I told you homeboy u can't tip this. (Photo Credit: Bene16 via Wikimedia Commons)
I told you homeboy u can’t tip this. (Photo Credit: Bene16 via Wikimedia Commons)

We all lead busy lives and I know it’s hard to keep up with important, cutting edge news. I consider it my duty to keep you informed, so, this just in: You cannot tip a cow.

Margo Lillie, a doctor of zoology at the University of British Columbia in Canada, and her student Tracy Boechler conducted a study on the physics of cow-tipping. Using parameters like the weight and height of an average cow, the cow’s centre of gravity and the angle of the attempted tip, the pair determined it would take at least two if not four people to tip a cow over. Their calculations also assume the cow would allow itself to be tipped.

“We are relieved to hear that someone has taken this matter seriously and produced a study,” said Mooshe Patterson, head of “Be Herd!” a cattle anti-defamation society. “I can’t tell you how many times I’ve listened to stories about intoxicated young men sneaking into a pasture late at night, trying to tip over one of my friends. Maybe now that there’s a bit of science involved, people will stop trying.”

Mooshe continued, “It’s a very serious problem that’s caused a great deal of misunderstanding between our two cultures. For instance, I bet you believe that ‘hoof and mouth’ is a disease cattle get. In fact, it’s actually hoof IN mouth, and it’s what humans get when they attempt a tip.”

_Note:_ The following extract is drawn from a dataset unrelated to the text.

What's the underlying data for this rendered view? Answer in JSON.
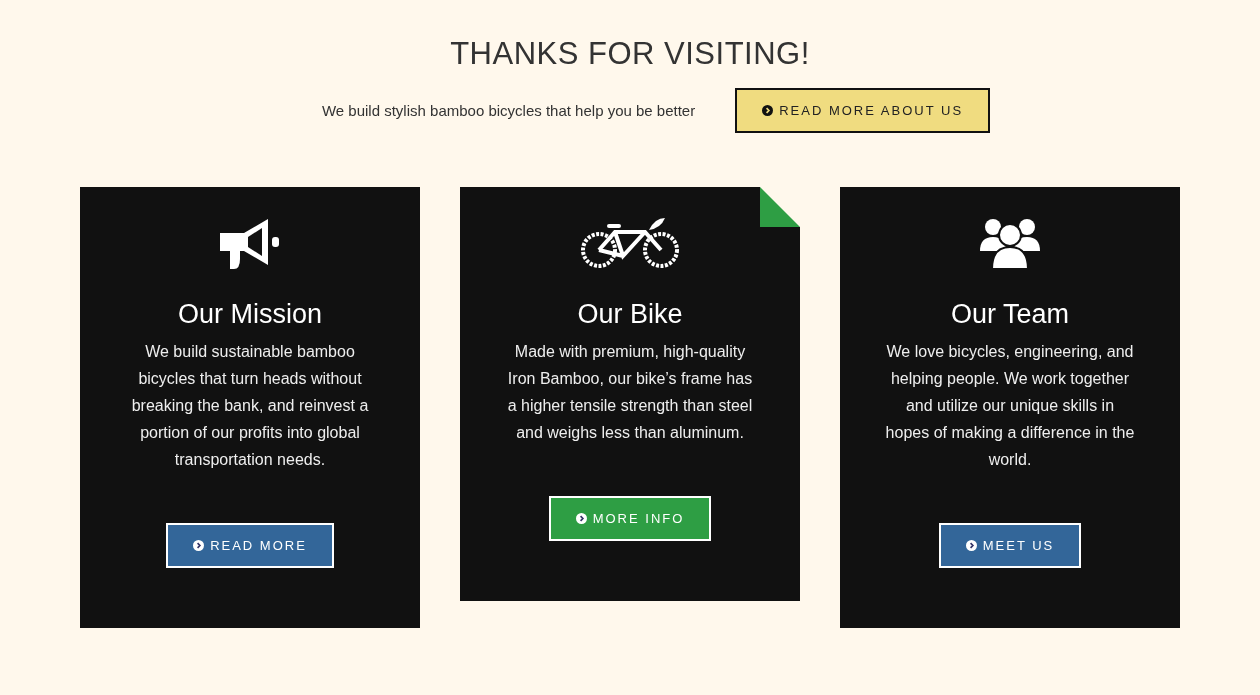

“And let’s talk about mad cow disease,” said Cowtney Smith, spokescattle for Bovine Betterment International. “That one clip you saw played over and over again on the news of some poor cow staggering into the barn? That wasn’t a sick cow, that was a cow that had spent the night trying to avoid cow tippers. The local pub had been offering pints for a dollar all evening and she was absolutely exhausted.”

Smith seemed affronted by the notion that cow physics was somehow ridiculous. “You humans have this perception of cattle as stupid and slow,” she said. “Cattle science and math is quite advanced. Haven’t you ever heard of cow pi? Or cowculus?”

Bullgess Jones agrees: “It always seems like it’s in one ear and out the udder with people,” he said in a telephone interview earlier today. “You probably wouldn’t believe me if I told you that research involving cows is extremely important, and it touches on your daily life.

“But in the interest of making hay while the sun shines, I’ll give you an example,” he continued. “We cattle eat a lot of vegetation. Forgive me for being indelicate, but that gives us a lot of wind. For centuries, your kind has thought that ‘moo’ was just a funny noise we made, when really it was us trying to moan to you about our tummy aches. It’s only now, when you realize that cow belches contribute to global warming that you want to do something about it.”

Jones is referring to a study by UK scientists which saw an additive added to cattle feed which reduced their methane output by up to 70 percent.

How do cattle cope with the misunderstandings and prejudice? “The strongest of us rely on our great philosophers, people like Johann Herder or the Baron de Moontesquieu for guidance. Their words can provide great comfort,” Jones replied.

“The rest of us, well…” he said, “we just drink a lot, you know, to dull the pain. And that’s not good for humans either, because when we drink to forget, we end up producing milk of amnesia.”